Lower-level extraction entry point used by fields().

Parameters

  fields: list[str]
    List of fully-qualified field names.
  output_file: str | None
    Output CSV path. If None and sql_only is False, returns a DataFrame.
  sep: str
    CSV delimiter for output_file.
  sql_only: bool
    If True, only generate SQL and do not execute.
  cohort_record_id: str | None
    Optional cohort record ID to target a cohort dataset.
  sql_file: str | None
    Optional file path to write SQL when sql_only is True or return_sql is True.
  max_rows: int | None
    Optional row limit for extraction.
  sanitize: bool
    Whether to sanitize column names and values.
  replace_spaces: bool
    Replace spaces in column names when sanitize is True.
  lower: bool
    Lowercase column names when sanitize is True.
  return_sql: bool
    If True, return SQL string alongside extracted data.

Returns

  out: pandas.DataFrame | str | tuple
    DataFrame when executed, SQL string when sql_only, or a tuple when return_sql is True.

sql_to_pandas()

python
phenofhy.extract.sql_to_pandas(sql, *, cohort_record_id=None,
	sanitize=True, replace_spaces=True, lower=True)

Execute SQL and return a pandas DataFrame.

Parameters

  sql: str
    SQL query string.   cohort_record_id: str | None
    Optional cohort record ID to target a cohort dataset.
  sanitize: bool
    Whether to sanitize column names and values.
  replace_spaces: bool
    Replace spaces in column names when sanitize is True.
  lower: bool
    Lowercase column names when sanitize is True.

Returns

  out: pandas.DataFrame
    Query results as a DataFrame.

sql_to_spark()

python
phenofhy.extract.sql_to_spark(sql, *, cohort_record_id=None,
	sanitize=True, replace_spaces=True, lower=True)

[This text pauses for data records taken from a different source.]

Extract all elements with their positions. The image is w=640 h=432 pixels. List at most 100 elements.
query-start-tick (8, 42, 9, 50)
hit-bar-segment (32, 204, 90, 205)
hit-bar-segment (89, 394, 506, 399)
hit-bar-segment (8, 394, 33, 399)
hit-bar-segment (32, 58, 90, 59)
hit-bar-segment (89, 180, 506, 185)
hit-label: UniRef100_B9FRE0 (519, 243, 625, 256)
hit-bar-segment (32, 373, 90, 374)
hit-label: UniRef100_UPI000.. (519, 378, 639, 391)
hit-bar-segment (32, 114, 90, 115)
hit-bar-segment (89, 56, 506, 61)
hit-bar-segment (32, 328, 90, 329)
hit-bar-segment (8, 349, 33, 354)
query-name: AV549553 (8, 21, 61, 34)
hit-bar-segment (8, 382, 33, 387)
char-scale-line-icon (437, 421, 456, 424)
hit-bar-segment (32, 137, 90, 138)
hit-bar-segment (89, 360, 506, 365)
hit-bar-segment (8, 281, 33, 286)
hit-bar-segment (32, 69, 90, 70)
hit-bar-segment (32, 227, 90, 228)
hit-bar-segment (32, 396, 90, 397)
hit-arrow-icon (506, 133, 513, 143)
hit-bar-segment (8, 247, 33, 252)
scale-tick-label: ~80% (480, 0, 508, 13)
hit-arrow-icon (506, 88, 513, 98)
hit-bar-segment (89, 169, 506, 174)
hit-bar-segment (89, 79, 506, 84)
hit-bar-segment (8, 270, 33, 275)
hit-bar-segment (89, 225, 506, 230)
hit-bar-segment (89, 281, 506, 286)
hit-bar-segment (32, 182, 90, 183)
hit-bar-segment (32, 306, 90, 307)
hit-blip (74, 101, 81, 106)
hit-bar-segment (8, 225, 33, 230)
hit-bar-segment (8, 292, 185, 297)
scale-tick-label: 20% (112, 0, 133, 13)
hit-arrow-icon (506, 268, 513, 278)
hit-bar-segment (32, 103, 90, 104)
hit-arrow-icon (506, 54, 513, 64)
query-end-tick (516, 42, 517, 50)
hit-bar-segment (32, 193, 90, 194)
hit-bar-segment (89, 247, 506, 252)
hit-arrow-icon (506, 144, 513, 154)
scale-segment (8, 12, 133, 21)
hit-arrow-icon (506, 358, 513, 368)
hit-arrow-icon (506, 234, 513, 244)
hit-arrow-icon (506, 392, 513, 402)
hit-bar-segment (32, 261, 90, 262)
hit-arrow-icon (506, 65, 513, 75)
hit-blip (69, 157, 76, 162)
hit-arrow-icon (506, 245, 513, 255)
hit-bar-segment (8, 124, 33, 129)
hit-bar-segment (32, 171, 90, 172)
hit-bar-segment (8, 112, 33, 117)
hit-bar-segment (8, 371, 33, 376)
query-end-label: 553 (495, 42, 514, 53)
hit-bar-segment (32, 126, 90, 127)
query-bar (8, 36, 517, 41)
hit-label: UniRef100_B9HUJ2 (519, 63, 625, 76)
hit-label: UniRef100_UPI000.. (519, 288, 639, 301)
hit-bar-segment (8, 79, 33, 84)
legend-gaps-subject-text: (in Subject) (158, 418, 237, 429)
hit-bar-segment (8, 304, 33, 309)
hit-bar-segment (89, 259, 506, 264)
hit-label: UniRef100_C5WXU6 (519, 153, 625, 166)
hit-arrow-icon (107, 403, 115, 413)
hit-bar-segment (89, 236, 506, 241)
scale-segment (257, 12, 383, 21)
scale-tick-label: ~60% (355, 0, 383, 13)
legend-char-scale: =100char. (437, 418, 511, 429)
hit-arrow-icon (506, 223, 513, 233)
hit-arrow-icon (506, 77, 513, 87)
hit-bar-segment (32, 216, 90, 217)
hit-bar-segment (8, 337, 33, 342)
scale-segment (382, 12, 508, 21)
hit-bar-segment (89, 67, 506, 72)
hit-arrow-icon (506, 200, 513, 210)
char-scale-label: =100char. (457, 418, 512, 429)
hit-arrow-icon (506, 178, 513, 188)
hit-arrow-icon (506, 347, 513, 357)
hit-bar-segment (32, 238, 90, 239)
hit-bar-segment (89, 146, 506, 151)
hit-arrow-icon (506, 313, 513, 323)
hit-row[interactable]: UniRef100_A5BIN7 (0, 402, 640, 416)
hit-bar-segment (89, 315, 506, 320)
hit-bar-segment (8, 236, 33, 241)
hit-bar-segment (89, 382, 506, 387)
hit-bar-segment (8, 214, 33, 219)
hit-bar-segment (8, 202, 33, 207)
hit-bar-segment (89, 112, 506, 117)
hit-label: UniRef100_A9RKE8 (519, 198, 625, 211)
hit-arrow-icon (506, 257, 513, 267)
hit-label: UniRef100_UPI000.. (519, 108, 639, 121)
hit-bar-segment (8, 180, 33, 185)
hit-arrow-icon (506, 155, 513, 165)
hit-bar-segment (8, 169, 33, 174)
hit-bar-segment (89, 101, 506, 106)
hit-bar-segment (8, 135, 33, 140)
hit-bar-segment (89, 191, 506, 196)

Execute SQL and return a Spark DataFrame.

Parameters

  sql: str
    SQL query string.   cohort_record_id: str | None
    Optional cohort record ID to target a cohort dataset.
  sanitize: bool
    Whether to sanitize column names and values.
  replace_spaces: bool
    Replace spaces in column names when sanitize is True.
  lower: bool
    Lowercase column names when sanitize is True.

Returns

  out: pyspark.sql.DataFrame
    Query results as a Spark DataFrame.